Temperature may also be measured rectally, however this is only ever used in newborn babies, if at all, and should only be done by those who are trained to do so.
Completion
Ensure that your observations are recorded in the patient’s notes or observation chart. If you are using the NEWS2 system, use the scoring table to determine their NEWS2 score and take the following actions:
0: Continue monitoring at a minimum rate of 12-hourly
1-4: Inform a registered nurse who must assess whether further escalation is required. Continue monitoring 4-6 hourly.

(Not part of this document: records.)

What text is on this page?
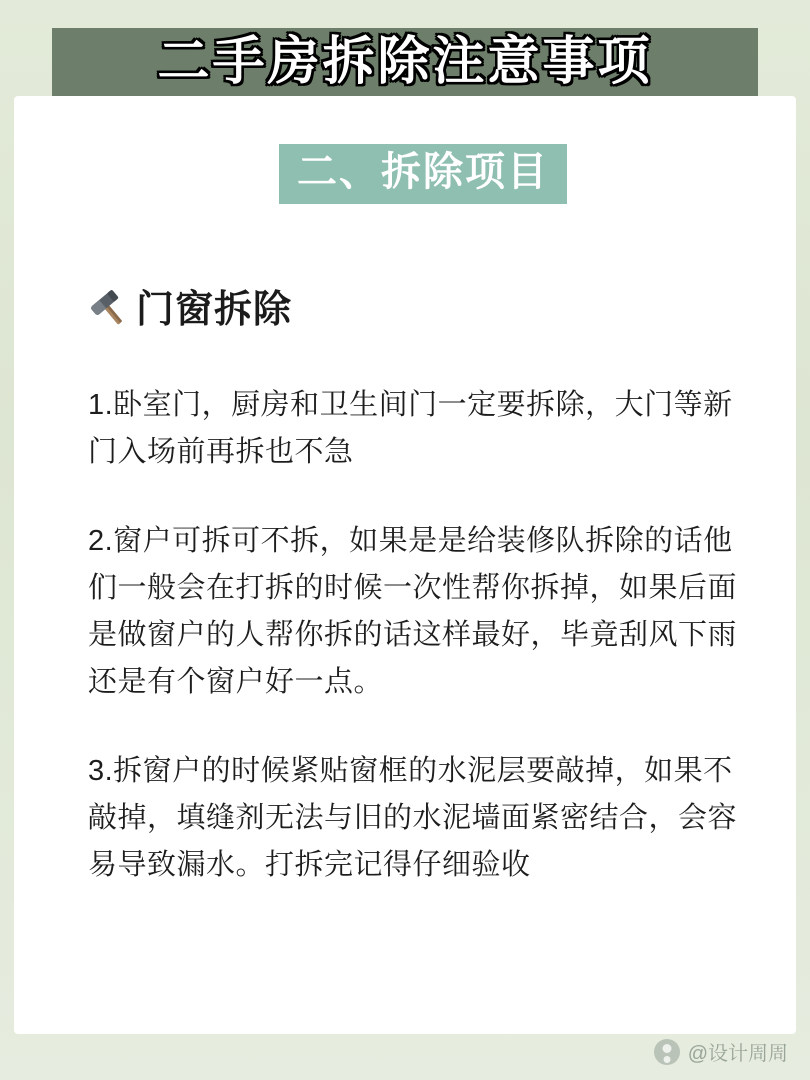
二手房拆除注意事项
二、拆除项目
门窗拆除

1.卧室门，厨房和卫生间门一定要拆除，大门等新门入场前再拆也不急

2.窗户可拆可不拆，如果是是给装修队拆除的话他们一般会在打拆的时候一次性帮你拆掉，如果后面是做窗户的人帮你拆的话这样最好，毕竟刮风下雨还是有个窗户好一点。

3.拆窗户的时候紧贴窗框的水泥层要敲掉，如果不敲掉，填缝剂无法与旧的水泥墙面紧密结合，会容易导致漏水。打拆完记得仔细验收

@设计周周
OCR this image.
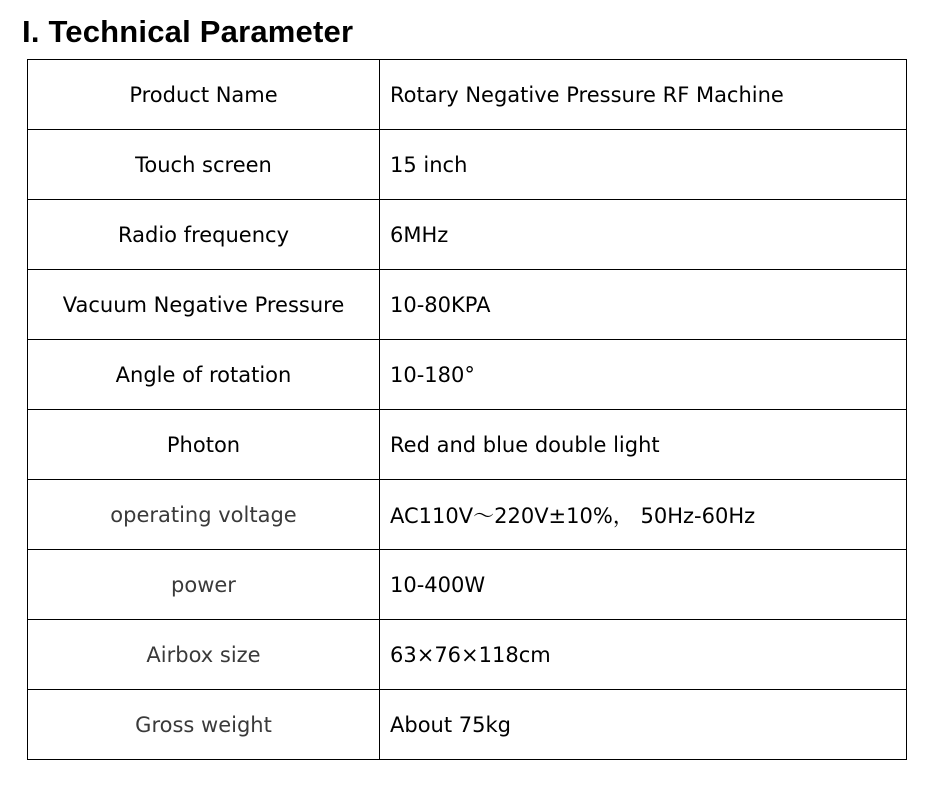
I. Technical Parameter
Product Name	Rotary Negative Pressure RF Machine
Touch screen	15 inch
Radio frequency	6MHz
Vacuum Negative Pressure	10-80KPA
Angle of rotation	10-180°
Photon	Red and blue double light
operating voltage	AC110V～220V±10%， 50Hz-60Hz
power	10-400W
Airbox size	63×76×118cm
Gross weight	About 75kg
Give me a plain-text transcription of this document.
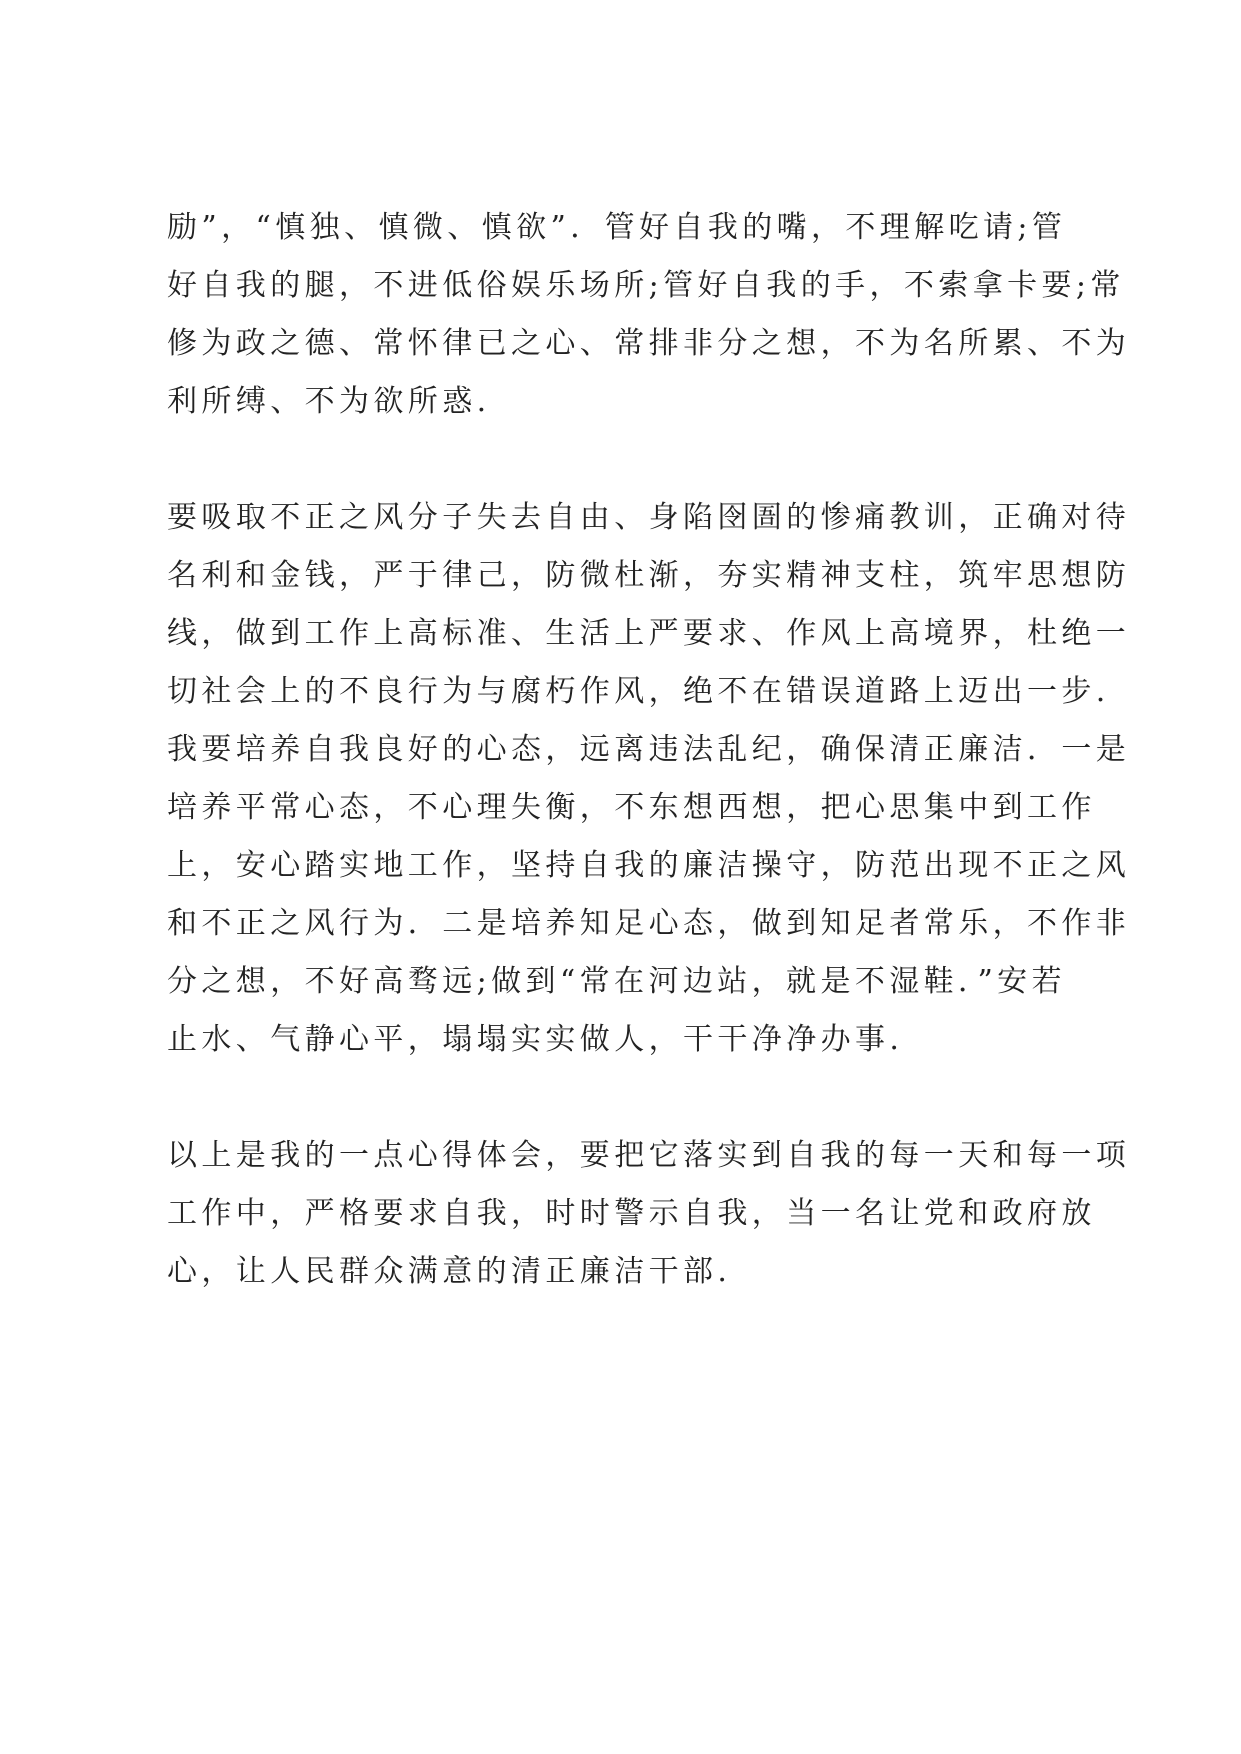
励”，“慎独、慎微、慎欲”．管好自我的嘴，不理解吃请;管

好自我的腿，不进低俗娱乐场所;管好自我的手，不索拿卡要;常

修为政之德、常怀律已之心、常排非分之想，不为名所累、不为

利所缚、不为欲所惑.

要吸取不正之风分子失去自由、身陷囹圄的惨痛教训，正确对待

名利和金钱，严于律己，防微杜渐，夯实精神支柱，筑牢思想防

线，做到工作上高标准、生活上严要求、作风上高境界，杜绝一

切社会上的不良行为与腐朽作风，绝不在错误道路上迈出一步.

我要培养自我良好的心态，远离违法乱纪，确保清正廉洁．一是

培养平常心态，不心理失衡，不东想西想，把心思集中到工作

上，安心踏实地工作，坚持自我的廉洁操守，防范出现不正之风

和不正之风行为．二是培养知足心态，做到知足者常乐，不作非

分之想，不好高骛远;做到“常在河边站，就是不湿鞋．”安若

止水、气静心平，塌塌实实做人，干干净净办事.

以上是我的一点心得体会，要把它落实到自我的每一天和每一项

工作中，严格要求自我，时时警示自我，当一名让党和政府放

心，让人民群众满意的清正廉洁干部.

3 in a single parameter: A registered nurse should contact the medical team to determine whether a review +/- escalation of care is necessary. Continue to monitor every hour.
5-6: A registered nurse should contact the medical team and request an urgent review by a clinician or critical care practitioner. Continue to monitor every hour. Consider moving patient to an area with continuous monitoring facilities.
7+: A registered nurse should contact the medical team and a specialist registrar or consultant should be informed. Request an urgent review by a senior clinician or critical care practitioner. Start continuous monitoring. Consider transfer to a high-dependency or intensive care unit.
Interactive markscheme
When assessing each other, click on each list item as you go along. Doing so will turn the list item green. Make careful note of any steps missed at the end. We recommend completing any examination or procedure in under 10 minutes, but you can adjust the timer to suit your needs.
:
Introduction: “Hello, I’m SimpleOSCE and I am a medical student. Today I’ve been asked to take some basic observations from you. Can I confirm your name and DOB? Thank you.”
Obtain consent.
Wash your hands.
Record respiratory rate per minute over 30 seconds.
Use a pulse oximeter to record blood oxygen saturation.
Record the patient’s blood pressure.
Record the pulse rate per minute over at least 15 seconds.
Record consciousness via the ACVPU scale.
Record the patient’s temperature by tympanic, oral or axillary means.
Document your findings in the patients notes, using the NEWS2 score or otherwise.